Statistically significant differences between control and various concentrations of sample were designated at p < 0.05. Dunnett's t tests treated one group as a control and compared all other groups with it (control; allantoin; acontrol; bAloe vera gel).

3.9.5. Antiadhesion Activity

The effects of the wound dressing on the capacity of staphylococci to adhere to the epidermal tissue were studied using an ex vivo experiment, as shown in Figure 10. After 4 hours of treatment, the wound dressing at concentration H significantly reduced the number of adherent bacteria when compared to the control (p < 0.05). Moreover, the other concentrations (M and L) did not show the potential to inhibit bacterial adhesion. Although M was not able to reduce the adhesion of bacteria, it inhibited bacterial growth, as shown in Figure 10.

Figure 10

Kinetics for the inhibition of (a) S. aureus and (b) S. epidermidis attachment after treatment with wound dressings containing a high dose (red), medium dose (blue), and low dose (green) of the CA leaf extract compared to blank wound dressing (orange).
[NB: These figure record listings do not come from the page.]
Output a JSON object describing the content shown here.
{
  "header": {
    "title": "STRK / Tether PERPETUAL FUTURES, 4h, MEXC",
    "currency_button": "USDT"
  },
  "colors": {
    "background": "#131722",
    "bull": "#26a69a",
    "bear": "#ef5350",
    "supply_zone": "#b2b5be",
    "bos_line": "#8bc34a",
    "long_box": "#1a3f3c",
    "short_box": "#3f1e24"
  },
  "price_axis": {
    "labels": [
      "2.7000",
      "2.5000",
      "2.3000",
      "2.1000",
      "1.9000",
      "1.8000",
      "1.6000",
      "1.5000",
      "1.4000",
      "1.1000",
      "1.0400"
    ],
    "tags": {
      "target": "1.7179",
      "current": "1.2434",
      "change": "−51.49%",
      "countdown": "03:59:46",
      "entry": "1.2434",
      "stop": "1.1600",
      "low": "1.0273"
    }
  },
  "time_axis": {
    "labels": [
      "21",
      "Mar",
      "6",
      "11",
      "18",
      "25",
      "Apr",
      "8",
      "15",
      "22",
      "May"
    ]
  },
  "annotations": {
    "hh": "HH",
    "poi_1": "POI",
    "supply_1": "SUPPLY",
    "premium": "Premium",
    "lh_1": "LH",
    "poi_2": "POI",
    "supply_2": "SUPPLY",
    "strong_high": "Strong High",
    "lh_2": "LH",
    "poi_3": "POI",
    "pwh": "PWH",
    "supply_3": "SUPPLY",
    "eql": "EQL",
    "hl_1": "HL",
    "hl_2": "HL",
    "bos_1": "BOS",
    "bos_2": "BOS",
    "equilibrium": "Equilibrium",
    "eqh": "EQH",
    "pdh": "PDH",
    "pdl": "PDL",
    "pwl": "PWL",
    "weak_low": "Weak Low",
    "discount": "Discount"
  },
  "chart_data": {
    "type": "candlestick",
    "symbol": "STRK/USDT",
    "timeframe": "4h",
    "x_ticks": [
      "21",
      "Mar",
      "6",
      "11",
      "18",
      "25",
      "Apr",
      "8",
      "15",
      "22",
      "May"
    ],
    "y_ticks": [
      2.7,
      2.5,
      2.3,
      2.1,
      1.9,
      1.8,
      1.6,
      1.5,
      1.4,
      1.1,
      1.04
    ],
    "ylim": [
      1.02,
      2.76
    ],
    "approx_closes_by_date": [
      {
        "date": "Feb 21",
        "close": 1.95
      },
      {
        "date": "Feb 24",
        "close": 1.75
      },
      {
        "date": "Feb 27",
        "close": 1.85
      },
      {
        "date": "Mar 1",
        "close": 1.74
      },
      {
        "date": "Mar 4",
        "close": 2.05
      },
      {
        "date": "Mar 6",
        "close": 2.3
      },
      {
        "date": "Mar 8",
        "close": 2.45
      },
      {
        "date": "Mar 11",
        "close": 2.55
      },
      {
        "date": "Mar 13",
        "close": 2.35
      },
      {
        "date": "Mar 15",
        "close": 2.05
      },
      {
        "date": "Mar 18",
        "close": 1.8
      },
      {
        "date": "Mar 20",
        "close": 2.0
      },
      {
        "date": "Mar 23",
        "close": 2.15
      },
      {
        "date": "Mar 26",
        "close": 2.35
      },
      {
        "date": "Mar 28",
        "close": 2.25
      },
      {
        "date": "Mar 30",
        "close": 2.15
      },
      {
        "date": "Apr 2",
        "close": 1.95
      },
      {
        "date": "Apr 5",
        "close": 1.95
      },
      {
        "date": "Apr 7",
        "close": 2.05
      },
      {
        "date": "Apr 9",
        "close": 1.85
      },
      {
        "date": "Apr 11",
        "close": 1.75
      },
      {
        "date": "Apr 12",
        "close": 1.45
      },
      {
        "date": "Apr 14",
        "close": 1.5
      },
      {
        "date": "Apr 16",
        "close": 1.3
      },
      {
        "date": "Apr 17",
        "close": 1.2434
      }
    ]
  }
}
3.10. Hemocompatibility Assay

Since wound dressings were employed to cover the injury site, they directly contacted the blood. Therefore, they must be evaluated for hemolysis because of the prolonged contact throughout the wound healing phase. The hemolytic activity of wound dressings without the CA extract and wound dressings containing a low dose of 3.44 mg/ml, medium dose of 10.31 mg/ml, and high dose of 17.19 mg/ml CA extract are shown in Figure 3. The hemolytic activity was compared to that of the positive and negative controls. A nonhemolytic state is indicated by RBCs without hemolysis (negative control) of approximately 1.04 × 106 cells/µl. As a result, wound dressings containing the CA extract at 3.44 and 10.31 mg/ml had no effect on the hemolysis of human RBCs (1.06 × 106 cells/µl). Due to the release of a high dose of CA extract from the niosome, the wound dressing containing the high dose of the CA extract (17.19 mg/ml) had significant hemolytic activity, as shown in Figure 3(e). As a result, the hemolytic activity of wound dressings without the CA extract and wound dressings with low and medium doses of the CA extract were not significantly different (p < 0.05), but hemolytic activity between those wound dressings and wound dressings with high doses of CA extract were significantly different (p < 0.05). A greater number of RBCs were observed after treatment with wound dressings containing low and medium doses of the CA extract than after treatment with wound dressings containing high doses of the CA extract because wound dressings with low and medium doses of the CA extract prolonged and controlled the release of the CA extract safely and in the therapeutic range. The cumulative release of CA extract from wound dressings containing low and medium doses was 2.752 and 8.248 mg, which were calculated from 80% cumulative release in Figure 6(b), respectively, for 7 days. Furthermore, the hemolysis property was tested in accordance with ISO 10993. The wound dressing containing a medium dose of the CA extract was tasted. Wound dressings containing high concentrations of the CA extract had an effect on hemolysis, while the hemolytic grading of wound dressings with a medium dose of CA extract was 0.12 ± 0.05%. A nonhemolytic condition is indicated by a hemolytic index of less than two [76]. As a result, the wound dressing containing a medium dose of CA extract had no hemolytic activity and was recommended for development as a wound dressing.

4. Conclusions

In conclusion, a wound dressing prepared with CAN showed great potential when the Span 60:cholesterol ratio was 1:1. Then, 10.31 mg/ml (medium dosage) CA nanoparticles were used. A medium dosage is safe to use although it is less efficient than 17.19 mg/ml (high dose) at suppressing the growth of microorganisms. A medium dose did not affect RBC hemolysis, while a high dose resulted in hemolysis. Therefore, the medium dosage niosomes were then incorporated into wound dressings with A/P in a 1:1 ratio. Crosslinking was needed to strengthen the wound dressing. In the present study, crosslinking with 1% calcium chloride for 15 seconds maintained strength and form. This study will help produce wound dressings with appropriate physical and biological features. Animal (in vivo) and human safety (clinical phase 1 trial) and effectiveness investigations are needed (clinical phase 2 trial).